As a follow up to Why can't generic function templates use fnx to ensure they are tail-recursive?, and after reading Compiler Friendly Tail Recursion + Tail Recursion Checking in ATS, I wanted to see if i could ensure my function either got tail-call optimized, or failed to compile. This is the function:
fun {a:t@ype} repeat {n:nat} .<n>.
( x: a
, t: int n
, f: a -> a
) : a =
if t = 0 then x
else repeat (f x, t - 1, f)
So first I made it a trivial mutually recursive function, like so:
fnx {a:t@ype} repeat1 {n:nat} .<n>.
( x: a
, t: int n
, f: a -> a
) : a =
if t = 0 then x
else repeat1 (f x, t - 1, f)
and {a:t@ype} repeat2 {n:nat} .<>.
( x: a
, t: int n
, f: a -> a
) : a = repeat1 (x, t, f)
But that doesn't compile, it seems like it doesn't like the generic type arguments. So I put the definition inside a third parent function, which has the generic argument and just calls into the mutual recursive pair.

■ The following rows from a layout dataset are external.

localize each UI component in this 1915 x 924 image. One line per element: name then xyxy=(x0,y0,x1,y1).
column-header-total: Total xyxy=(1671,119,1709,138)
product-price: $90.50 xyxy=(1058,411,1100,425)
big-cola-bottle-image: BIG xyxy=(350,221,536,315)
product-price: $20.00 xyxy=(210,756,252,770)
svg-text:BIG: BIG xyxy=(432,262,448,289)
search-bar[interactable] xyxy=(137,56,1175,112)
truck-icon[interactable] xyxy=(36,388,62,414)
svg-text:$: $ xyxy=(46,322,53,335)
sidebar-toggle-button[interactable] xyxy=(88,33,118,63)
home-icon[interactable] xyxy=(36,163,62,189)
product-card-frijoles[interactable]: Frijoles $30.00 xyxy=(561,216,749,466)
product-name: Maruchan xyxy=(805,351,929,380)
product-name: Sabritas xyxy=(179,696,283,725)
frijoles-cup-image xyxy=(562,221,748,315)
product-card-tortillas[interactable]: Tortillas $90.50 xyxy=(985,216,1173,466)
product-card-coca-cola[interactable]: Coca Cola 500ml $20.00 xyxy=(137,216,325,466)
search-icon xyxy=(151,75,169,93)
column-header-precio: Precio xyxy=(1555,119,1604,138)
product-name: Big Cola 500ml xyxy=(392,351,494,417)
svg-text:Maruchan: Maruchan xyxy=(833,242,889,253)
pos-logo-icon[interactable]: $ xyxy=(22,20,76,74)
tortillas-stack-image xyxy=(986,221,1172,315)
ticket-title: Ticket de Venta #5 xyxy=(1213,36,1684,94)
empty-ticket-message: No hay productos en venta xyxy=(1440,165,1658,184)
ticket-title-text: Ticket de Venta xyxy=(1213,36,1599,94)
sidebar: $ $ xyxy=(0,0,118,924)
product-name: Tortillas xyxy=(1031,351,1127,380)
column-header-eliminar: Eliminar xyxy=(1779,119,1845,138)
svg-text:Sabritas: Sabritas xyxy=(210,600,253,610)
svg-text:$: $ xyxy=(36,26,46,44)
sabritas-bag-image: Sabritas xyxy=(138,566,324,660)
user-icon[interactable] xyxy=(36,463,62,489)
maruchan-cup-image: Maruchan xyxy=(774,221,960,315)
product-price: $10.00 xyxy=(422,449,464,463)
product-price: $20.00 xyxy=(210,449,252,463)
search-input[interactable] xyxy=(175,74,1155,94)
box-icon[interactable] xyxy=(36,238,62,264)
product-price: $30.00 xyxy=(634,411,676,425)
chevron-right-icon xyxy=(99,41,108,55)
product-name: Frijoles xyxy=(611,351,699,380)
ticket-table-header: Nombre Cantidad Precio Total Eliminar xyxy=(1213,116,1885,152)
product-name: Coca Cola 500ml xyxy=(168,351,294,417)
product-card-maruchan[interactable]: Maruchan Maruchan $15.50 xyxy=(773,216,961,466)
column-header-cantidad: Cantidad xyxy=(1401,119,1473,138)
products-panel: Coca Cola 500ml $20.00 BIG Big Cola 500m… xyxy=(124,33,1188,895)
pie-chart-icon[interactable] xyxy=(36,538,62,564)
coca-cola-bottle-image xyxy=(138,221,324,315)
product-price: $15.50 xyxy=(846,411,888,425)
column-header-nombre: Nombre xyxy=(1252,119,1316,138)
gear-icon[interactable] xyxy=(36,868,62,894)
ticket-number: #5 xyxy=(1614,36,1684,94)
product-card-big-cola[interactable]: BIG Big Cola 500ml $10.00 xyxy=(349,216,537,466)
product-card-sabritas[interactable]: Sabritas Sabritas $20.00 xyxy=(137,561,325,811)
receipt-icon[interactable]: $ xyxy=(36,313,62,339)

fun {a:t@ype} repeat {n:nat} .<n>.
( x: a
, t: int n
, f: a -> a
) : a =
let
fnx repeat1 {n:nat} .<n>.
( x: a
, t: int n
, f: a -> a
) : a =
if t = 0 then x
else repeat1 (f x, t - 1, f)
and repeat2 {n:nat} .<>.
( x: a
, t: int n
, f: a -> a
) : a = repeat1 (x, t, f)
in
repeat1 (x, t, f)
end
Viola, it compiles! But then I tried calling repeat2 instead of repeat1 in the last line, like so:
fun {a:t@ype} repeat {n:nat} .<n>.
//snip...
in
repeat2 (x, t, f)
end
And this fails to compile, with error:
the dynamic identifier [repeat2] is unrecognized.
Hence, the question in the title.
When you use 'fnx' to define mutually recursive functions, only the first defined function is available for subsequent use.